Identifying Features that Shape Perceived Consciousness in Large Language Model-based AI: A Quantitative Study of Human Responses
This research addresses the problem of understanding human-AI interaction dynamics for psychologists and AI developers, though it is incremental as it builds on existing work in AI perception.
The study investigated which features of AI-generated text influence human perceptions of consciousness in large language models, finding that metacognitive self-reflection and emotional expression increased perceived consciousness, while emphasis on knowledge decreased it, based on a survey of 123 participants analyzing 99 passages.
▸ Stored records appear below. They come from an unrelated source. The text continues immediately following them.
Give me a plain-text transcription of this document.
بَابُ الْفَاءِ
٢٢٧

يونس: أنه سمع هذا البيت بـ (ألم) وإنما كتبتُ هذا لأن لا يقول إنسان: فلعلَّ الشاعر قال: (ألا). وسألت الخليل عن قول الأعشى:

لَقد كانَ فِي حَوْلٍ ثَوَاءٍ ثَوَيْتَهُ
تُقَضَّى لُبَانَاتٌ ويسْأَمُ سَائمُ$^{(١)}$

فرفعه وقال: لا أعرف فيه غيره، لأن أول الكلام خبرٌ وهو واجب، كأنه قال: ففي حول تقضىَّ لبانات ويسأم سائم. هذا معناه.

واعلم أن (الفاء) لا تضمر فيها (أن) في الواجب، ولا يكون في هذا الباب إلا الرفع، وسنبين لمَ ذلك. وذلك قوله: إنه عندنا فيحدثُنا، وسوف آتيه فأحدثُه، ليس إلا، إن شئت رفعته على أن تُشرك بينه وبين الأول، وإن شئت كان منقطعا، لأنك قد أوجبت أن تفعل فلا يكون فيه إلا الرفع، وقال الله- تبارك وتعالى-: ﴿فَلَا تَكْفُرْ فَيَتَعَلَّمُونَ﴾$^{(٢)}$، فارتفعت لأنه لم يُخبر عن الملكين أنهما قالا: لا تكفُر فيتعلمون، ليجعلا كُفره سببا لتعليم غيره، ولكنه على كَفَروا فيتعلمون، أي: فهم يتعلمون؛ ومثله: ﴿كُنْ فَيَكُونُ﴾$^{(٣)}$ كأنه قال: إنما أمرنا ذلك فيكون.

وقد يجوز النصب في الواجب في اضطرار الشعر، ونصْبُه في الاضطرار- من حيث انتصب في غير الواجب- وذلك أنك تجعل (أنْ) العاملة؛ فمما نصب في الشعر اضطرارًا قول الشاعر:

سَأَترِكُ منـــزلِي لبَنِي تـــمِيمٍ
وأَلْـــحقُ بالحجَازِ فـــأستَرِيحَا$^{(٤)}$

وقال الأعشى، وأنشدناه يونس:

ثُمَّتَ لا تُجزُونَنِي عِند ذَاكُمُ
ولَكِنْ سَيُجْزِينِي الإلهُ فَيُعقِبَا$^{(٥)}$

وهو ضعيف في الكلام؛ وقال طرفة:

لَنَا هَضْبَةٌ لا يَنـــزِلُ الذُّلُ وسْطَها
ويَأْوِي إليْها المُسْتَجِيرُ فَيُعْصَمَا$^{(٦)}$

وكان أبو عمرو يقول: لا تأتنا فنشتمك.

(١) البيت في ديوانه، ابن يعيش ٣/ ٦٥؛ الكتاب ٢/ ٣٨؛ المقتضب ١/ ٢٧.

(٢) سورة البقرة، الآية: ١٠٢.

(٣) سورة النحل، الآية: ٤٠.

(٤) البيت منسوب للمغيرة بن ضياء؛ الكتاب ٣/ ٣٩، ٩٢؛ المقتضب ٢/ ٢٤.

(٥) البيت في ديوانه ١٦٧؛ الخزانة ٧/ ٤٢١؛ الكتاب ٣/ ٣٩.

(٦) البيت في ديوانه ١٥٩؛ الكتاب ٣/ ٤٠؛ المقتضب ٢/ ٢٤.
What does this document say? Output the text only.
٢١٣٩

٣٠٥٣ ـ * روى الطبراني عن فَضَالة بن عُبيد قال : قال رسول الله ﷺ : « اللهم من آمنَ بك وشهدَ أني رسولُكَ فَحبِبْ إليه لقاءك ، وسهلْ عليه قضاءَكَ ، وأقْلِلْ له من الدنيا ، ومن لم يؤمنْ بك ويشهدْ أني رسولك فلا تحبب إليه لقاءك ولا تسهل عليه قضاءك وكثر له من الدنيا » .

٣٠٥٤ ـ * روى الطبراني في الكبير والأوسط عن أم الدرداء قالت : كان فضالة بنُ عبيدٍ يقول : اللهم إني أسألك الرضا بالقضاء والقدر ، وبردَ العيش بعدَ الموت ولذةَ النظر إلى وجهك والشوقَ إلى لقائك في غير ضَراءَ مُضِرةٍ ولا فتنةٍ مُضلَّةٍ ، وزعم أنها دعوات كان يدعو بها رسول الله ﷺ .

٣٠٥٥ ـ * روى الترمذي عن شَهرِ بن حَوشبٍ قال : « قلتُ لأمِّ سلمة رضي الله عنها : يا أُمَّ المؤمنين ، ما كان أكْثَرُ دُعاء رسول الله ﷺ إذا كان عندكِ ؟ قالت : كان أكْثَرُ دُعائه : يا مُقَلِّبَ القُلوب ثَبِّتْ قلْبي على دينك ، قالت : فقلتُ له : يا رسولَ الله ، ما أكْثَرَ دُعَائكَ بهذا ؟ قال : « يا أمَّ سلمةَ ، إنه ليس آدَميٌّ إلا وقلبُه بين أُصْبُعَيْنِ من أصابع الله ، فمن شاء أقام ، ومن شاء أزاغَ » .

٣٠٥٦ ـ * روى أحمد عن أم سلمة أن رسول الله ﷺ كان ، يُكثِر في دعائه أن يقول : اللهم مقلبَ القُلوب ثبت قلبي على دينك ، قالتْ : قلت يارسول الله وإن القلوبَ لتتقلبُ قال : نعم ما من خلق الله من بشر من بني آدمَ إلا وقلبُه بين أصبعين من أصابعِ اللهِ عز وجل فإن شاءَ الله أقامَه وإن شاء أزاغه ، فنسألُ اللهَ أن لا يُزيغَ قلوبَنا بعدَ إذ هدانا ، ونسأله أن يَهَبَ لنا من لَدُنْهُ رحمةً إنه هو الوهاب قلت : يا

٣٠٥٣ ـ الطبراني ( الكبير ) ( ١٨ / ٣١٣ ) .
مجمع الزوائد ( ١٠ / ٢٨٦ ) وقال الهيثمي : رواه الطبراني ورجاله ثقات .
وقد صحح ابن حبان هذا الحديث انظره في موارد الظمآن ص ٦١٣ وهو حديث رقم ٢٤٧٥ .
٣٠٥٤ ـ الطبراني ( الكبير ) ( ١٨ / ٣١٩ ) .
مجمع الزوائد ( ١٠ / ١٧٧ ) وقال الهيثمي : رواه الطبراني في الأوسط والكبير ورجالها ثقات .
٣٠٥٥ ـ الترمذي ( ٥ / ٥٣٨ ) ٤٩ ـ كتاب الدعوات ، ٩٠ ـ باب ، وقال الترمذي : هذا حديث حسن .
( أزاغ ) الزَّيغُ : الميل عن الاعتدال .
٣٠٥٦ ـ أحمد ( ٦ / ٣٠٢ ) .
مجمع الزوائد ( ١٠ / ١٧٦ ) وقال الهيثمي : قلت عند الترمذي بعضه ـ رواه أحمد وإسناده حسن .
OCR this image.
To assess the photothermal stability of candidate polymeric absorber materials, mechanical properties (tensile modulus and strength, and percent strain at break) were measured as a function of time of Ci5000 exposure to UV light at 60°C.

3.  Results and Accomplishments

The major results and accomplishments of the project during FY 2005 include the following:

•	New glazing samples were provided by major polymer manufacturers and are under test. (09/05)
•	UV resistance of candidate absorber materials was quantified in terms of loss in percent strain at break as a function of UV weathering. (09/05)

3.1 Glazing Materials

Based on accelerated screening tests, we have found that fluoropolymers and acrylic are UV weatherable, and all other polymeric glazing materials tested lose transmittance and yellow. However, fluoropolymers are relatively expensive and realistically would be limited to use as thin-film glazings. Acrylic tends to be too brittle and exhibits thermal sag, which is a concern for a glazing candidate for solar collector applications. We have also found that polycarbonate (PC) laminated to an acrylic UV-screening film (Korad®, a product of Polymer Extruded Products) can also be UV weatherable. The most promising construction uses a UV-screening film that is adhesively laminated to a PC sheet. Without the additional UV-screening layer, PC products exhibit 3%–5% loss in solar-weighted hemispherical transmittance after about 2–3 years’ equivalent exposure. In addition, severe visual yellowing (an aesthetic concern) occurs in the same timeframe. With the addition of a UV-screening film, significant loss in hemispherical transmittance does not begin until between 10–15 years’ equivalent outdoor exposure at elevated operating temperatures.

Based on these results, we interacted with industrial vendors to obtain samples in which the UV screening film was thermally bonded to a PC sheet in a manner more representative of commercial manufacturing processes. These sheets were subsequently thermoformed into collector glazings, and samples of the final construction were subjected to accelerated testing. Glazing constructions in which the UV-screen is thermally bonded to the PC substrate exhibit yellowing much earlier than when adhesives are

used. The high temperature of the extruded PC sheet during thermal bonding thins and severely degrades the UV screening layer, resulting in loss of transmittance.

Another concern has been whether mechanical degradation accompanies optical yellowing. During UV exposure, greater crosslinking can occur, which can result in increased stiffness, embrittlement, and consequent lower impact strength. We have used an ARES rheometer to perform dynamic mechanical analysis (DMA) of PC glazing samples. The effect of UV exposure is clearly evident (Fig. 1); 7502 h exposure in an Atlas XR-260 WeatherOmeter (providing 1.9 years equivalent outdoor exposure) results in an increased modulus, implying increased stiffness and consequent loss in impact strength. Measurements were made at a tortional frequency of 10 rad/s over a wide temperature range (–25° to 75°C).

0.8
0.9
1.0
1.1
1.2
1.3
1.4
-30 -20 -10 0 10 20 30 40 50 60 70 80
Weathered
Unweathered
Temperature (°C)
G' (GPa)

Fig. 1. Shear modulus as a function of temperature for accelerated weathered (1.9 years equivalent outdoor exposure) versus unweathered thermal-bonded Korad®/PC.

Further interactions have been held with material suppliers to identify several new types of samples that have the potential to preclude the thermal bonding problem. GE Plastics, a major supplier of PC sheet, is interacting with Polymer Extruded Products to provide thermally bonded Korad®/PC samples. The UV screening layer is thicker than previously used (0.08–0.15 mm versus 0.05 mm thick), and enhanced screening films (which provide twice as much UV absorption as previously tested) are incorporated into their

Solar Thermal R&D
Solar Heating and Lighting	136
This study quantitively examines which features of AI-generated text lead humans to perceive subjective consciousness in large language model (LLM)-based AI systems. Drawing on 99 passages from conversations with Claude 3 Opus and focusing on eight features -- metacognitive self-reflection, logical reasoning, empathy, emotionality, knowledge, fluency, unexpectedness, and subjective expressiveness -- we conducted a survey with 123 participants. Using regression and clustering analyses, we investigated how these features influence participants' perceptions of AI consciousness. The results reveal that metacognitive self-reflection and the AI's expression of its own emotions significantly increased perceived consciousness, while a heavy emphasis on knowledge reduced it. Participants clustered into seven subgroups, each showing distinct feature-weighting patterns. Additionally, higher prior knowledge of LLMs and more frequent usage of LLM-based chatbots were associated with greater overall likelihood assessments of AI consciousness. This study underscores the multidimensional and individualized nature of perceived AI consciousness and provides a foundation for better understanding the psychosocial implications of human-AI interaction.